On dit souvent des romanciers (et surtout des romancières d’ailleurs, sans que l’on sache très bien pourquoi les femmes seraient plus concernées par cette appellation) qu’ils ont « un univers ». Une facilité d’écriture bien commode pour le critique mal réveillé parce qu’elle permet de suggérer à peu de frais tout et n’importe quoi sans être obligé de s’expliquer clairement. Espérons donc que l’internaute nous pardonnera ici d’utiliser ce terme, et précisons d’emblée, avant qu’il ne s’en aille cliquer ailleurs, que cette fois-ci on ne l’emploie pas pour rien : Marie Modiano a bien un univers. La meilleure preuve, c’est qu’elle l’a inventé. Vous pouvez donc lire le reste de l’article, sachez qu’il est sincère et que je suis très réveillée. Et même, vous pouvez aussi lire le livre de Marie Modiano, vous ne le regretterez pas.
Voici donc une narratrice un peu rêveuse qui vit dans un pays qui pourrait être le nôtre mais ne l’est pas tout à fait, qui pourrait en être un autre mais ce n’est pas cela non plus. Ici, rien n’existe que dans l’imagination de l’auteure qui dessine une géographie où l’on avance pas à pas. La narratrice est poète, elle gagne un peu d’argent en lisant des textes à la radio, économise pour tenir le plus longtemps possible, boit des jus d’abricot en attendant son amoureux qui est serveur dans un bar sur la jetée. Petits détails de l’hiver raconté jour par jour dans son journal, poésies glissées entre les pages, noms de lieu inventés et ville imaginaire, on pense que c’est léger et on s’en amuse, on savoure ce très fin décalage avec la réalité. Mais c’est méconnaitre Marie Modiano -fille de, et oui, la filiation est heureuse. Peu à peu, quelque chose de glacial s’insinue dans cet univers qui n’est charmant qu’en façade, un mauvais pressentiment nous déstabilise et nous inquiète. C’est qu’une menace envahit les pages et s’insinue partout, angoissante. Dans cette ville imaginaire, il faut un visa pour se déplacer hors des murs, les habitants doivent chaque mois fournir un temps de travail gratuit à la Nation, la police d’Etat veille, surveille et pose des questions.

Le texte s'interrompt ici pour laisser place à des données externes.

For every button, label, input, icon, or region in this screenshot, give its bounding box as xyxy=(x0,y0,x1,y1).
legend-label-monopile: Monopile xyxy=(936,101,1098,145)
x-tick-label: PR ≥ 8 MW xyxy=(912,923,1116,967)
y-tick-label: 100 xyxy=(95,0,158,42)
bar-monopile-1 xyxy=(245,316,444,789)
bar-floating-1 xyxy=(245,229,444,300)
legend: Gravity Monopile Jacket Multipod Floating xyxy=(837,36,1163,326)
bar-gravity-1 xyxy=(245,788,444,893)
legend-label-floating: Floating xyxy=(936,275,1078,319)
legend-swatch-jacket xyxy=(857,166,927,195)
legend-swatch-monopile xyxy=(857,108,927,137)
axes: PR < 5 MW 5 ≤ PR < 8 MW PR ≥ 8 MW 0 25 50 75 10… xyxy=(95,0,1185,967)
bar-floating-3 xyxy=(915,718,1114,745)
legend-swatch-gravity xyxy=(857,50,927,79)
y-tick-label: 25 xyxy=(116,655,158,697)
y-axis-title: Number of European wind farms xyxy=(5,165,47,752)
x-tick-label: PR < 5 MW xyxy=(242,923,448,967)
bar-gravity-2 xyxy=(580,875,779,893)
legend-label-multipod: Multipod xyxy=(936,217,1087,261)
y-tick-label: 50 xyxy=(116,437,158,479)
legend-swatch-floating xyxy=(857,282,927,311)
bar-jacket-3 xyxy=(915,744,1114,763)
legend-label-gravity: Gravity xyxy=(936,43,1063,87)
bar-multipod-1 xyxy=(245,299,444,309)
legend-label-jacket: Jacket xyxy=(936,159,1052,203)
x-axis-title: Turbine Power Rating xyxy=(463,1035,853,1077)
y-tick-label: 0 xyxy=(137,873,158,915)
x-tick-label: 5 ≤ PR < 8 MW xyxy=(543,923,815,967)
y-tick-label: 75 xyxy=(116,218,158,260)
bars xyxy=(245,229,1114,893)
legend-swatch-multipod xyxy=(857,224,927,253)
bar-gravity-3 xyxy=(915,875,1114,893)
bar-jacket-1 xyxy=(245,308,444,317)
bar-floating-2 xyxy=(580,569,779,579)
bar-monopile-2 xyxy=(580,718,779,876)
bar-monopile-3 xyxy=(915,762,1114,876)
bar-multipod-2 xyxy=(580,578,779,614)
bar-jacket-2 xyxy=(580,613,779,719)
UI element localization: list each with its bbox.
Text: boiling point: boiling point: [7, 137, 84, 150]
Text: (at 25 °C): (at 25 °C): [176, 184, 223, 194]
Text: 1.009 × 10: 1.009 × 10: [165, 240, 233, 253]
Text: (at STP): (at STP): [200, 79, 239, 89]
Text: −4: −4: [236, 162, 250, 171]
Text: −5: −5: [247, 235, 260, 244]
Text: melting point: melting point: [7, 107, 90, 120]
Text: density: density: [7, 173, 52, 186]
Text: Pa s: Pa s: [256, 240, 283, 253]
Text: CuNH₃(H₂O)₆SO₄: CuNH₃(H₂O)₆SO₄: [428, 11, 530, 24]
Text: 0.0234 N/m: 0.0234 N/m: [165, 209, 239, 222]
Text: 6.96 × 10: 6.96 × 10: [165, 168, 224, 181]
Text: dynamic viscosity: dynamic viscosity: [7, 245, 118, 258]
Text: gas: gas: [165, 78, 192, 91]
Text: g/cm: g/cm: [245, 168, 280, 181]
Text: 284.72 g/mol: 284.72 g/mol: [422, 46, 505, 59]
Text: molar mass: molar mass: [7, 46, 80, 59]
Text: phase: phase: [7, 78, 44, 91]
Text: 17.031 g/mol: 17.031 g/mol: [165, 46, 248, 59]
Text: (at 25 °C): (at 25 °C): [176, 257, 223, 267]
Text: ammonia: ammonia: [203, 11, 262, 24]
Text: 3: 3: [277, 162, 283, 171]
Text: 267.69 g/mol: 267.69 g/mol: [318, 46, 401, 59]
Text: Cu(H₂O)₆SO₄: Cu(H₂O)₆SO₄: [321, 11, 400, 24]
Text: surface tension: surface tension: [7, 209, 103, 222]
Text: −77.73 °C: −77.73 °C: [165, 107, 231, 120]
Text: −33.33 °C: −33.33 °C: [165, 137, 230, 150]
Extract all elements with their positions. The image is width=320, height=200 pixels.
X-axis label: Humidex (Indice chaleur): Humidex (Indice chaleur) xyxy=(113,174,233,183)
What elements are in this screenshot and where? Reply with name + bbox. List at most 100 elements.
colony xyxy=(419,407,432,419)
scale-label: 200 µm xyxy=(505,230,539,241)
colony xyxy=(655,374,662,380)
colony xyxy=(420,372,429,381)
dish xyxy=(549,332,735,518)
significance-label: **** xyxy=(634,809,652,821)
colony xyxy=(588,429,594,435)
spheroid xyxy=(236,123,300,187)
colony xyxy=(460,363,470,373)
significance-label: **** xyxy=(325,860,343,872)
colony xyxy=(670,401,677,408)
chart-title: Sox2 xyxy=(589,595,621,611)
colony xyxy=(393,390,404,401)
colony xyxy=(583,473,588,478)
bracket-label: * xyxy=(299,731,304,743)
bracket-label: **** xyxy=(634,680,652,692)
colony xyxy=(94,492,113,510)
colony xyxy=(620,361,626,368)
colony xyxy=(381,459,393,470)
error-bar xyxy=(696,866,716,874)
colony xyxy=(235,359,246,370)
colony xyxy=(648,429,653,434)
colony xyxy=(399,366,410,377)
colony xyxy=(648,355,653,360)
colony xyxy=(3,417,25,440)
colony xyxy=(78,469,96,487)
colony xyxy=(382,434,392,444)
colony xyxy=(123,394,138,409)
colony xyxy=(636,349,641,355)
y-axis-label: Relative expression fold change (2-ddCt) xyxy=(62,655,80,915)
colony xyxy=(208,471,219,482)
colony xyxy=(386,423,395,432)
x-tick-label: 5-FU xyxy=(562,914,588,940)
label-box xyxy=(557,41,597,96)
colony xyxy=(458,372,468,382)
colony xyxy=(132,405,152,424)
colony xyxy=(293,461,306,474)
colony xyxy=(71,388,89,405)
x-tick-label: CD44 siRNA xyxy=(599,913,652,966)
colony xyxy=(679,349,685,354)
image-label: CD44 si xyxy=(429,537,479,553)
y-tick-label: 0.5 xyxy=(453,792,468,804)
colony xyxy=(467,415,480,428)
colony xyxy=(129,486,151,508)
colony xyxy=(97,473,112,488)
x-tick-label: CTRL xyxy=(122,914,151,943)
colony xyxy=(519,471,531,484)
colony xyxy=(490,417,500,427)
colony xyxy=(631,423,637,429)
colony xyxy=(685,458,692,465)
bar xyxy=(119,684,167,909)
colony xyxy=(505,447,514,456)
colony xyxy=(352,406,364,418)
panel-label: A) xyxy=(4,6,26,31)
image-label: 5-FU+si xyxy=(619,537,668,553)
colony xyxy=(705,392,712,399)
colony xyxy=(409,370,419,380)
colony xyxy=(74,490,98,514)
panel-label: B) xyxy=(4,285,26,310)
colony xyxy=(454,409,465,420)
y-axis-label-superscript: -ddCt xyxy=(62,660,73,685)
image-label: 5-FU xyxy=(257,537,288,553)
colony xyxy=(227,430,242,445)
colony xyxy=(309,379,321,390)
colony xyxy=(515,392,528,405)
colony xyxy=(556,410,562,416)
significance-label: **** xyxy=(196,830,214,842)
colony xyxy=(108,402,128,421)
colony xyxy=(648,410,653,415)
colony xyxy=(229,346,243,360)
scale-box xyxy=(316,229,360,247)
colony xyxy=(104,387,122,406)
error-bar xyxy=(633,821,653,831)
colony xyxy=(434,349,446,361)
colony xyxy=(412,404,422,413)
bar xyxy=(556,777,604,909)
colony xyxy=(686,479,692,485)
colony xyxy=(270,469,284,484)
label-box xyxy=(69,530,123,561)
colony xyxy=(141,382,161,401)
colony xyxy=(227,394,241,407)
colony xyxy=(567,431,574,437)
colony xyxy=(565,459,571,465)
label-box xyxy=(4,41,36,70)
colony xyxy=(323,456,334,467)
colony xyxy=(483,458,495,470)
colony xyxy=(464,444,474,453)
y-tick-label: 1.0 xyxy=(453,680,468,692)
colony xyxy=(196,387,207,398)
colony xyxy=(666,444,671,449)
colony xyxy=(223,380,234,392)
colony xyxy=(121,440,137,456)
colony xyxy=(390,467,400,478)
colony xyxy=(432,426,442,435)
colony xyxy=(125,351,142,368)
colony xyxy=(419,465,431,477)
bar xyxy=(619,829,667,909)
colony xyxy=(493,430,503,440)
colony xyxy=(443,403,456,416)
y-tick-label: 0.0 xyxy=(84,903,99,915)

La narratrice se cache, doit faire appel à la générosité d’une ancienne camarade, détestée mais bien placée, pour se dépêtrer d’une situation inextricable.
L’univers de Marie Modiano est plein de fantômes, et elle sait, en poète autant qu’en romancière, distiller dans son livre une émotion ténue, faite de silence et de mots.